At first glance, one might be surprised to know that Chris Berry has sold more than 1 million albums in Africa, but
appearances can be deceiving.
Berry's musical roots trace back to the ghettos of Zimbabwe, where he lived for 10 years studying the mbira, a thumb
piano with 29 keys, and immersing himself in the ancient rhythms of the Shona, the indigenous people of the region.
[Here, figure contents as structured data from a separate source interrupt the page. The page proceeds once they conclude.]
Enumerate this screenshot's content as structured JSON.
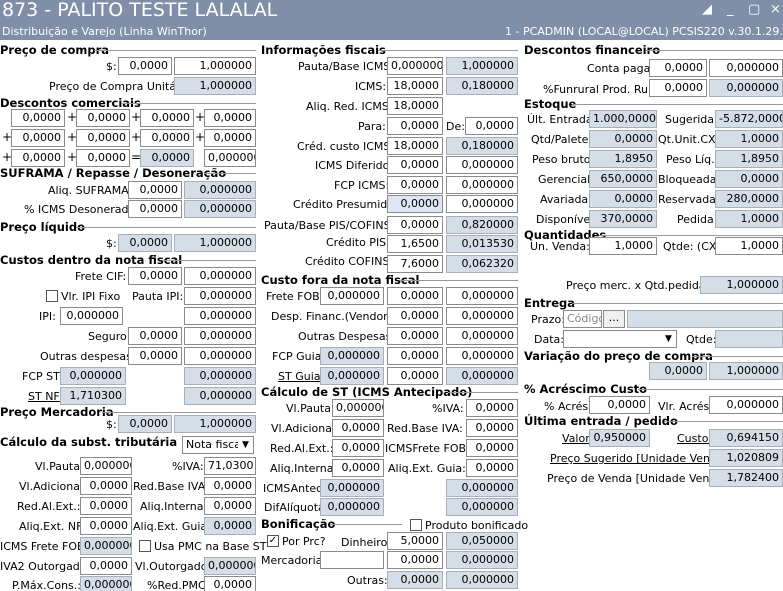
{
  "header": {
    "title": "873 - PALITO TESTE LALALAL",
    "subtitle": "Distribuição e Varejo (Linha WinThor)",
    "status": "1 - PCADMIN (LOCAL@LOCAL)   PCSIS220  v.30.1.29.002",
    "win_icons": [
      "◢",
      "_",
      "▢",
      "×"
    ]
  },
  "sections": {
    "preco_compra": "Preço de compra",
    "descontos_comerciais": "Descontos comerciais",
    "suframa": "SUFRAMA / Repasse / Desoneração",
    "preco_liquido": "Preço líquido",
    "custos_dentro": "Custos dentro da nota fiscal",
    "preco_mercadoria": "Preço Mercadoria",
    "calc_subst": "Cálculo da subst. tributária (ST)",
    "info_fiscais": "Informações fiscais",
    "custo_fora": "Custo fora da nota fiscal",
    "calc_st": "Cálculo de ST (ICMS Antecipado)",
    "bonificacao": "Bonificação",
    "descontos_financeiro": "Descontos financeiro",
    "estoque": "Estoque",
    "quantidades": "Quantidades",
    "entrega": "Entrega",
    "variacao": "Variação do preço de compra",
    "acrescimo": "% Acréscimo Custo",
    "ultima_entrada": "Última entrada / pedido"
  },
  "c1": {
    "dollar": "$:",
    "pc_val": "0,0000",
    "pc_val2": "1,000000",
    "pcu_label": "Preço de Compra Unitário",
    "pcu_val": "1,000000",
    "dc": [
      [
        "0,0000",
        "0,0000",
        "0,0000",
        "0,0000"
      ],
      [
        "0,0000",
        "0,0000",
        "0,0000",
        "0,0000"
      ],
      [
        "0,0000",
        "0,0000",
        "0,0000",
        "0,000000"
      ]
    ],
    "plus": "+",
    "eq": "=",
    "aliq_suf_label": "Aliq. SUFRAMA:",
    "aliq_suf": "0,0000",
    "aliq_suf2": "0,000000",
    "icms_des_label": "% ICMS Desonerado:",
    "icms_des": "0,0000",
    "icms_des2": "0,000000",
    "pl_val": "0,0000",
    "pl_val2": "1,000000",
    "frete_cif_label": "Frete CIF:",
    "frete_cif": "0,0000",
    "frete_cif2": "0,000000",
    "ipi_fixo_label": "Vlr. IPI Fixo",
    "pauta_ipi_label": "Pauta IPI:",
    "pauta_ipi": "0,000000",
    "ipi_label": "IPI:",
    "ipi": "0,000000",
    "ipi2": "0,000000",
    "seguro_label": "Seguro:",
    "seguro": "0,0000",
    "seguro2": "0,000000",
    "outras_label": "Outras despesas:",
    "outras": "0,0000",
    "outras2": "0,000000",
    "fcp_st_label": "FCP ST:",
    "fcp_st": "0,000000",
    "fcp_st2": "0,000000",
    "st_nf_label": "ST NF:",
    "st_nf": "1,710300",
    "st_nf2": "0,000000",
    "pm_val": "0,0000",
    "pm_val2": "1,000000",
    "nota_fiscal": "Nota fiscal",
    "vl_pauta_label": "Vl.Pauta:",
    "vl_pauta": "0,000000",
    "piva_label": "%IVA:",
    "piva": "71,0300",
    "vl_adic_label": "Vl.Adicional:",
    "vl_adic": "0,0000",
    "red_base_iva_label": "Red.Base IVA:",
    "red_base_iva": "0,0000",
    "red_al_ext_label": "Red.Al.Ext.:",
    "red_al_ext": "0,0000",
    "aliq_interna_label": "Aliq.Interna:",
    "aliq_interna": "0,0000",
    "aliq_ext_nf_label": "Aliq.Ext. NF:",
    "aliq_ext_nf": "0,0000",
    "aliq_ext_guia_label": "Aliq.Ext. Guia:",
    "aliq_ext_guia": "0,0000",
    "icms_frete_fob_label": "ICMS Frete FOB:",
    "icms_frete_fob": "0,000000",
    "usa_pmc_label": "Usa PMC na Base ST",
    "iva2_label": "IVA2 Outorgado:",
    "iva2": "0,0000",
    "vl_outorgado_label": "Vl.Outorgado:",
    "vl_outorgado": "0,000000",
    "pmax_label": "P.Máx.Cons.:",
    "pmax": "0,000000",
    "pred_pmc_label": "%Red.PMC:",
    "pred_pmc": "0,0000"
  },
  "c2": {
    "pauta_base_icms_label": "Pauta/Base ICMS:",
    "pauta_base_icms": "0,000000",
    "pauta_base_icms2": "1,000000",
    "icms_label": "ICMS:",
    "icms": "18,0000",
    "icms2": "0,180000",
    "aliq_red_icms_label": "Aliq. Red. ICMS:",
    "aliq_red_icms": "18,0000",
    "para_label": "Para:",
    "para": "0,0000",
    "de_label": "De:",
    "de": "0,0000",
    "cred_custo_icms_label": "Créd. custo ICMS:",
    "cred_custo_icms": "18,0000",
    "cred_custo_icms2": "0,180000",
    "icms_diferido_label": "ICMS Diferido:",
    "icms_diferido": "0,0000",
    "icms_diferido2": "0,000000",
    "fcp_icms_label": "FCP ICMS:",
    "fcp_icms": "0,0000",
    "fcp_icms2": "0,000000",
    "cred_presumido_label": "Crédito Presumido:",
    "cred_presumido": "0,0000",
    "cred_presumido2": "0,000000",
    "pauta_pis_label": "Pauta/Base PIS/COFINS:",
    "pauta_pis": "0,0000",
    "pauta_pis2": "0,820000",
    "cred_pis_label": "Crédito PIS:",
    "cred_pis": "1,6500",
    "cred_pis2": "0,013530",
    "cred_cofins_label": "Crédito COFINS:",
    "cred_cofins": "7,6000",
    "cred_cofins2": "0,062320",
    "frete_fob_label": "Frete FOB:",
    "frete_fob": "0,000000",
    "frete_fob2": "0,0000",
    "frete_fob3": "0,000000",
    "desp_financ_label": "Desp. Financ.(Vendor):",
    "desp_financ": "0,0000",
    "desp_financ2": "0,000000",
    "outras_desp_label": "Outras Despesas:",
    "outras_desp": "0,0000",
    "outras_desp2": "0,000000",
    "fcp_guia_label": "FCP Guia:",
    "fcp_guia": "0,000000",
    "fcp_guia2": "0,0000",
    "fcp_guia3": "0,000000",
    "st_guia_label": "ST Guia:",
    "st_guia": "0,000000",
    "st_guia2": "0,0000",
    "st_guia3": "0,000000",
    "st_vl_pauta_label": "Vl.Pauta:",
    "st_vl_pauta": "0,000000",
    "st_piva_label": "%IVA:",
    "st_piva": "0,0000",
    "st_vl_adic_label": "Vl.Adicional:",
    "st_vl_adic": "0,0000",
    "st_red_base_iva_label": "Red.Base IVA:",
    "st_red_base_iva": "0,0000",
    "st_red_al_ext_label": "Red.Al.Ext.:",
    "st_red_al_ext": "0,0000",
    "st_icms_frete_fob_label": "ICMSFrete FOB:",
    "st_icms_frete_fob": "0,0000",
    "st_aliq_interna_label": "Aliq.Interna:",
    "st_aliq_interna": "0,0000",
    "st_aliq_ext_guia_label": "Aliq.Ext. Guia:",
    "st_aliq_ext_guia": "0,0000",
    "icms_antec_label": "ICMSAntec:",
    "icms_antec": "0,000000",
    "icms_antec2": "0,000000",
    "dif_aliquota_label": "DifAlíquota:",
    "dif_aliquota": "0,000000",
    "dif_aliquota2": "0,000000",
    "produto_bonificado_label": "Produto bonificado",
    "por_prc_label": "Por Prc?",
    "check": "✓",
    "dinheiro_label": "Dinheiro:",
    "dinheiro": "5,0000",
    "dinheiro2": "0,050000",
    "mercadoria_label": "Mercadoria:",
    "mercadoria": "0,0000",
    "mercadoria2": "0,000000",
    "outras_label": "Outras:",
    "outras": "0,0000",
    "outras2": "0,000000"
  },
  "c3": {
    "conta_pagar_label": "Conta pagar:",
    "conta_pagar": "0,0000",
    "conta_pagar2": "0,000000",
    "funrural_label": "%Funrural Prod. Rural:",
    "funrural": "0,0000",
    "funrural2": "0,000000",
    "ult_entrada_label": "Últ. Entrada:",
    "ult_entrada": "1.000,0000",
    "sugerida_label": "Sugerida:",
    "sugerida": "-5.872,0000",
    "qtd_palete_label": "Qtd/Palete:",
    "qtd_palete": "0,0000",
    "qt_unit_cx_label": "Qt.Unit.CX:",
    "qt_unit_cx": "1,0000",
    "peso_bruto_label": "Peso bruto:",
    "peso_bruto": "1,8950",
    "peso_liq_label": "Peso Líq.:",
    "peso_liq": "1,8950",
    "gerencial_label": "Gerencial:",
    "gerencial": "650,0000",
    "bloqueada_label": "Bloqueada:",
    "bloqueada": "0,0000",
    "avariada_label": "Avariada:",
    "avariada": "0,0000",
    "reservada_label": "Reservada:",
    "reservada": "280,0000",
    "disponivel_label": "Disponível:",
    "disponivel": "370,0000",
    "pedida_label": "Pedida:",
    "pedida": "1,0000",
    "un_venda_label": "Un. Venda:",
    "un_venda": "1,0000",
    "qtde_cx_label": "Qtde: (CX)",
    "qtde_cx": "1,0000",
    "preco_merc_label": "Preço merc. x Qtd.pedida:",
    "preco_merc": "1,000000",
    "prazo_label": "Prazo:",
    "codigo_placeholder": "Código",
    "ellipsis": "...",
    "data_label": "Data:",
    "qtde_label": "Qtde:",
    "var1": "0,0000",
    "var2": "1,000000",
    "acres_label": "% Acrés.:",
    "acres": "0,0000",
    "vlr_acres_label": "Vlr. Acrés.:",
    "vlr_acres": "0,000000",
    "valor_label": "Valor:",
    "valor": "0,950000",
    "custo_label": "Custo:",
    "custo": "0,694150",
    "preco_sug_label": "Preço Sugerido [Unidade Venda]:",
    "preco_sug": "1,020809",
    "preco_venda_label": "Preço de Venda [Unidade Venda]:",
    "preco_venda": "1,782400"
  }
}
After losing most of his band to HIV/AIDS and Zimbabwe's brutal regime, Berry narrowly escaped the country in 2000. He
returned to his native U.S. and kept the music alive first with his band Panjea and now the more danceable CB-3. Berry
was honored in Africa as the first non-Zimbabwean to receive the title of Gwenaymbira" or one whose music summons the
CB-3 fuses Berry's African musical roots with dance-hall reggae and funk with drummer Aaron Johnston and bassist Jesse
Murphy of Brazilian Girls fame providing the rhythm. Murphy also played with John Scofield's Uberjam.
Berry's electric mbira, which he developed, is the only instrument of its kind and produces the distinctive sound that
characterizes CB-3's music.
CB-3 offers a mix of the modern and the ancient, with traditional African rhythms resonating through the contemporary
effects and heavy electronics.
The trio often invites guests to join CB-3 onstage. For much of the Colorado leg of CB-3's current tour, including
tonight's show, Michael Kang, mandolinist for String Cheese Incident, will sit in with the band.